Monthly Archives: March 2009

Sat 7 Mar 09

Through the magic of the Internet I was able to spend a beautiful sunny afternoon perched in front of my computer screen following the Michigan high school wrestling team finals. There were a couple of live running blogs, a Twitter feed, and Lowell’s online radio station to attend to. Congrats to Rockford and Lowell.

Wed 4 Mar 09

URS issued a ridiculously nice yearly earnings report and fiscal outlook this morning and the stock price promptly spiked more than 23% today. One day, 23 percent, good grief! Revenues were up 87 percent during ’08 from ’07 from about $5.3 billion to about $10 billion. The backlog is still sitting at about $17 billion. ’09 is forecasted to be similar to ’08, with business building toward the end of the year and strong into ’10. Everything we’ve heard internally over the past six months has remained very upbeat, particularly related to business in the Northwest. Not that I own any company stock, but with all the financial news of crumbling corporations I guess it’s good to know that I’m working for a stable company. I have noticed that company job postings have dropped dramatically though. I suppose easing back on hiring is a smart way to keep costs in check. It used to be fun to scroll through the dozens of jobs in my field and run through the hypotheticals (hmm, transfer to New Zealand?), but these days it’s slim pickings. Still, hopefully there will be options again as the economy perks up.

Mon 2 Mar 09

It’s a little mind-boggling to me how anyone can maintain their sanity working at a job for more than two years. I don’t get it. Or maybe I’ve just been in the wrong line of work. I try to imagine a career where your work tasks are stimulating and engaging with enough creative freedom to keep you thoroughly invested. I try to imagine a work environment that morphs and doesn’t tether you to an 8′ by 8′ off-white cube (florescent lights quietly humming with keyboards click-clicking in the background, interrupted by the occasional irritating idiosyncratic noise). Are there really people out there that forty-five minutes into Monday aren’t thinking “Hey, only thirty-nine hours and fifteen minutes until the weekend”? Sometimes I’ll read a magazine article about the best places to work and underneath pictures of smiling employees playing ping pong in the “game lounge” will be anecdotes about flexible time off to go surfing or energetic brainstorming sessions where input is genuinely valued. That must be nice.

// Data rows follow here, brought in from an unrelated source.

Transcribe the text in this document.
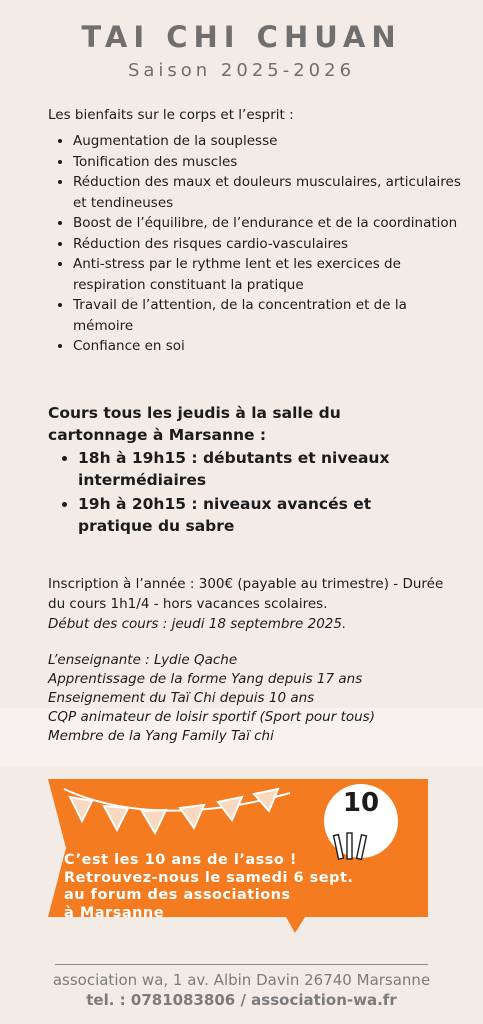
TAI CHI CHUAN
Saison 2025-2026
Les bienfaits sur le corps et l’esprit :
• Augmentation de la souplesse
• Tonification des muscles
• Réduction des maux et douleurs musculaires, articulaires et tendineuses
• Boost de l’équilibre, de l’endurance et de la coordination
• Réduction des risques cardio-vasculaires
• Anti-stress par le rythme lent et les exercices de respiration constituant la pratique
• Travail de l’attention, de la concentration et de la mémoire
• Confiance en soi
Cours tous les jeudis à la salle du cartonnage à Marsanne :
• 18h à 19h15 : débutants et niveaux intermédiaires
• 19h à 20h15 : niveaux avancés et pratique du sabre
Inscription à l’année : 300€ (payable au trimestre) - Durée du cours 1h1/4 - hors vacances scolaires.
Début des cours : jeudi 18 septembre 2025.
L’enseignante : Lydie Qache
Apprentissage de la forme Yang depuis 17 ans
Enseignement du Taï Chi depuis 10 ans
CQP animateur de loisir sportif (Sport pour tous)
Membre de la Yang Family Taï chi
10
C’est les 10 ans de l’asso !
Retrouvez-nous le samedi 6 sept.
au forum des associations
à Marsanne
association wa, 1 av. Albin Davin 26740 Marsanne
tel. : 0781083806 / association-wa.fr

The scale of possible moods at my job falls somewhere in the limited range between complete boredom even while working on a task (best case scenario) to simmering irritation at yet another asinine assignment or pointless meeting (not best case scenario). No high highs or low lows, just middling lows day after day. Days float by without anything of consequence happening and somehow this seems worse than a series of tragically unpleasant events at work. I mean I make the best of it, of course. I crumple up paper (to the irritation of coworkers I’m sure) and fire make-shift basketballs through the Tropicana box hanging in the corner of my cube. I figure out which character from “The Office” my coworkers are most like. I flick paper footballs through fieldgoals. I zone out quite a bit and think of places I’d rather be. Sometimes to get from the basement back to my desk on the first floor I’ll walk outside and loop back up through the front door. It’s all very exciting.

In May I will have been here two years. If I make it all the way to October I’ll surpass my previous longest time at a job (two years, five months). I’m definitely at the point where the soul searching is starting again. I think it’s hard not get contemplative when you’ve spent two years doing something without any passion for the activity. And yes, I get it that that is what you’re supposed to do. Work and save, pay your bills, be grateful happy that you have a job in “these tough economic times”. I don’t really care about any of that though. Life is way too short to do anything that doesn’t make you happy. Sure, I’m not suffering at work, but I’m not thriving either. Life is also too short to waste being bored. And I am bored out of my mind.

Back in ’07 my argument to Mary for moving out here was that even though there was zero possibility of me enjoying an office job, the opportunity to affordably live near mountains and ocean was too much to pass up. We have to at least try it, right? Something new. Glorious weekends would more than make up for lousy work weeks. And really, the glorious weekend theory is still humming along and overall the west coast has been very good to us. I could probably ride out the desk job for another year or two if I choose to. And I might, but sometimes it’s just good to shake up the complacency. Or at least think about shaking up the complacency. Even if it means moving somewhere not so dramatic. The whole economic implosion certainly hasn’t made spontaneity any easier though. Yakima was delayed in feeling the housing crunch, but it definitely has hit now and a buyer’s market isn’t so great when trying to sell a house you’ve only lived in a couple of years. Ditto for new jobs. We’ll keep our options open I guess and see what plays out. We do really like it here, so maybe I just need some summer weather again to keep me occupied and sane.